Dua masjid besar yang dikelola Pemkab Klaten masih ditutup untuk masyarakat umum selama perpanjangan PPKM Level 4, 26 Juli 2021-2 Agustus 2021.

 Seorang warga melintas di dekat Masjid Agung Al Aqsha Klaten, Jumat (29/5/2020). Sesuai rencana, takmir Masjid Agung Al Aqsha bakal menggelar rapat internal guna menyongsong kenormalan baru. (Solopos/Ponco Suseno)

SOLOPOS.COM - Seorang warga melintas di dekat Masjid Agung Al Aqsha Klaten, Jumat (29/5/2020). Sesuai rencana, takmir Masjid Agung Al Aqsha bakal menggelar rapat internal guna menyongsong kenormalan baru. (Solopos/Ponco Suseno)

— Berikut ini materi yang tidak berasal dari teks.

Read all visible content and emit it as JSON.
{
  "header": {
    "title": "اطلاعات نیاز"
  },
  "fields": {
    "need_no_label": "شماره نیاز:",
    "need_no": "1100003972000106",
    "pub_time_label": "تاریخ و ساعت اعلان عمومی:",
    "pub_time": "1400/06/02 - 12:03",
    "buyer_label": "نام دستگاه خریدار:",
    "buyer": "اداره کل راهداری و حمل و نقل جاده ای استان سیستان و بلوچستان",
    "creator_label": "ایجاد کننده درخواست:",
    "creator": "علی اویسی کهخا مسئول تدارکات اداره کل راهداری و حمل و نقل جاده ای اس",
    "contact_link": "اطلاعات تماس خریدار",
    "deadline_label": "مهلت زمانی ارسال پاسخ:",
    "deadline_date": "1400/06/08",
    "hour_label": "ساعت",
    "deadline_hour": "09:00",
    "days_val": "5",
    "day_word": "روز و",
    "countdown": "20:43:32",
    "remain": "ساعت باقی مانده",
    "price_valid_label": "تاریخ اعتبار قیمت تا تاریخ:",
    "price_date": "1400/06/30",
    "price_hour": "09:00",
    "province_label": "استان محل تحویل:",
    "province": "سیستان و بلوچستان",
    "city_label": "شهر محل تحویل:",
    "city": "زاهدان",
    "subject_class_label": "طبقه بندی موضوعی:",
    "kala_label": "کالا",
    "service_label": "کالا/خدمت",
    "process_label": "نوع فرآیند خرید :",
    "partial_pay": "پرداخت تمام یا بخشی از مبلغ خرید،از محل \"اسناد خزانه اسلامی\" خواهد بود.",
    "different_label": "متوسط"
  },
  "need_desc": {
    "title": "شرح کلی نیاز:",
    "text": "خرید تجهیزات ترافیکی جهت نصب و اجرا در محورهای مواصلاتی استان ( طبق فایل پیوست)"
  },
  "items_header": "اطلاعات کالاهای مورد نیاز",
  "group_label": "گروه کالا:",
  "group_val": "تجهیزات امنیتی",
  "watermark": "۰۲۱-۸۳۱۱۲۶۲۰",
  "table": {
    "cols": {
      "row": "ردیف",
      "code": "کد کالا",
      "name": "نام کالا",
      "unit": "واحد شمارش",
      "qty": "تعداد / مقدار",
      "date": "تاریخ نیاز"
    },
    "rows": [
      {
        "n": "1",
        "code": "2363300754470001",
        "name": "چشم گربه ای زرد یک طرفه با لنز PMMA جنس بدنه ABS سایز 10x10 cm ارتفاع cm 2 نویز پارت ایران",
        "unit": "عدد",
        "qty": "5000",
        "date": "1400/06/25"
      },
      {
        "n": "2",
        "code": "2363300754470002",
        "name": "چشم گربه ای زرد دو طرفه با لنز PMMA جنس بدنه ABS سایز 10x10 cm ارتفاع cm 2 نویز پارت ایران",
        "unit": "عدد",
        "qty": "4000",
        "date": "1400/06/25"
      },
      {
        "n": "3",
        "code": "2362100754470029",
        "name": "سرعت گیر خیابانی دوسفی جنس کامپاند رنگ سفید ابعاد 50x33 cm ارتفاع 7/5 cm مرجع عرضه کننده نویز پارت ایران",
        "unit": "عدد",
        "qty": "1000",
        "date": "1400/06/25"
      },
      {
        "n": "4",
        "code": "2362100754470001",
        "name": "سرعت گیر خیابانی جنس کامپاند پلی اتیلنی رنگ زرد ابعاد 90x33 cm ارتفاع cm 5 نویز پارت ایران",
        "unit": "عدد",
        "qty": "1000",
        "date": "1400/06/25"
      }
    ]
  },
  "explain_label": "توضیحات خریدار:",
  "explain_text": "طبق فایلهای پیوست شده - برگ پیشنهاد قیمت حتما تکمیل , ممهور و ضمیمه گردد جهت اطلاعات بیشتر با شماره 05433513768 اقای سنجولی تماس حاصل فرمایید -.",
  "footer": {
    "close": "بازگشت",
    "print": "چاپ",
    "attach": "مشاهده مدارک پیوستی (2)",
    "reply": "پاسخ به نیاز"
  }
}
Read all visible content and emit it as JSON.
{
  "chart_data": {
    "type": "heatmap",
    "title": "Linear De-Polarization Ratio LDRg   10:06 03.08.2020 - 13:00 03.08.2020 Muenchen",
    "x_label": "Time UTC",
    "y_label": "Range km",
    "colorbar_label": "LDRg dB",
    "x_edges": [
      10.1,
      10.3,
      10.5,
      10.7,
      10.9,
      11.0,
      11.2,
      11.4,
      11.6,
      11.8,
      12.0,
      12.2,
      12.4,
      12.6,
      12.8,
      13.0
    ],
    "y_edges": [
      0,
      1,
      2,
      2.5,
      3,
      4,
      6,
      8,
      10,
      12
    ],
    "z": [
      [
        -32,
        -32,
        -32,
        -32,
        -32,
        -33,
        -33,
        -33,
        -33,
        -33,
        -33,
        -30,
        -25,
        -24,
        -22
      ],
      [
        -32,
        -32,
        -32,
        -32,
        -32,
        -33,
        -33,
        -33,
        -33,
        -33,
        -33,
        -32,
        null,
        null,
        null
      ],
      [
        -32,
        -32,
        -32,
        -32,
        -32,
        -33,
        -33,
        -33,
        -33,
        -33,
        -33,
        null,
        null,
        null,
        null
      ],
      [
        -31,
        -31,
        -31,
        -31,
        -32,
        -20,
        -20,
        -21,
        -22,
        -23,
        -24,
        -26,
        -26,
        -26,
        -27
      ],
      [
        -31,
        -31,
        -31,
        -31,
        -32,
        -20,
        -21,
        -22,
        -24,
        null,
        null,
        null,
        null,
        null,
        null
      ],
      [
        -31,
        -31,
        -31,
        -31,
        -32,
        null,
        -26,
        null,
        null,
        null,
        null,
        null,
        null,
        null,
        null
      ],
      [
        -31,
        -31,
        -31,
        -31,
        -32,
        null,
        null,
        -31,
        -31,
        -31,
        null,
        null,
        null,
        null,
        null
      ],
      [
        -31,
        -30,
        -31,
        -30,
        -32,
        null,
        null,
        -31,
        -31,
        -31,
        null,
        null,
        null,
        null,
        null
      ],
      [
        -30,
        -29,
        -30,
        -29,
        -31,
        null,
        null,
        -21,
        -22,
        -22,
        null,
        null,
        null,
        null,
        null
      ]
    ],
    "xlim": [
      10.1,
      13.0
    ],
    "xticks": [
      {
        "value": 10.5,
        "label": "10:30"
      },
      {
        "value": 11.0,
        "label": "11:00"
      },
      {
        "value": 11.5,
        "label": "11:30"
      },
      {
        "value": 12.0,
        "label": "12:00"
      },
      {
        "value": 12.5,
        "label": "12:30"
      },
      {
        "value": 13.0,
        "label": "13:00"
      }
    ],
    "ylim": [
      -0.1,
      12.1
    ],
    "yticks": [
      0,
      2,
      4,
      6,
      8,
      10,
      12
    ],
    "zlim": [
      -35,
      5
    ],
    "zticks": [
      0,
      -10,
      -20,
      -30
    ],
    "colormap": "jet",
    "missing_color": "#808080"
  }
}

Solopos.com, KLATEN – Dua masjid besar yang dikelola Pemkab Klaten masih ditutup untuk masyarakat umum selama perpanjangan PPKM Level 4, 26 Juli 2021-2 Agustus 2021. Dua masjid besar tersebut hanya digunakan salat lima waktu oleh pengurus/takmir secara internal.

Kepala Bagian (Kabag) Kesejahteraan Rakyat Setda Klaten, Mujab, mengatakan dua masjid besar yang dikelola pemkab, yakni Masjid Agung Al Aqsha Klaten dan Masjid Raya Klaten. Kedua masjid itu berlokasi di kawasan perkotaan.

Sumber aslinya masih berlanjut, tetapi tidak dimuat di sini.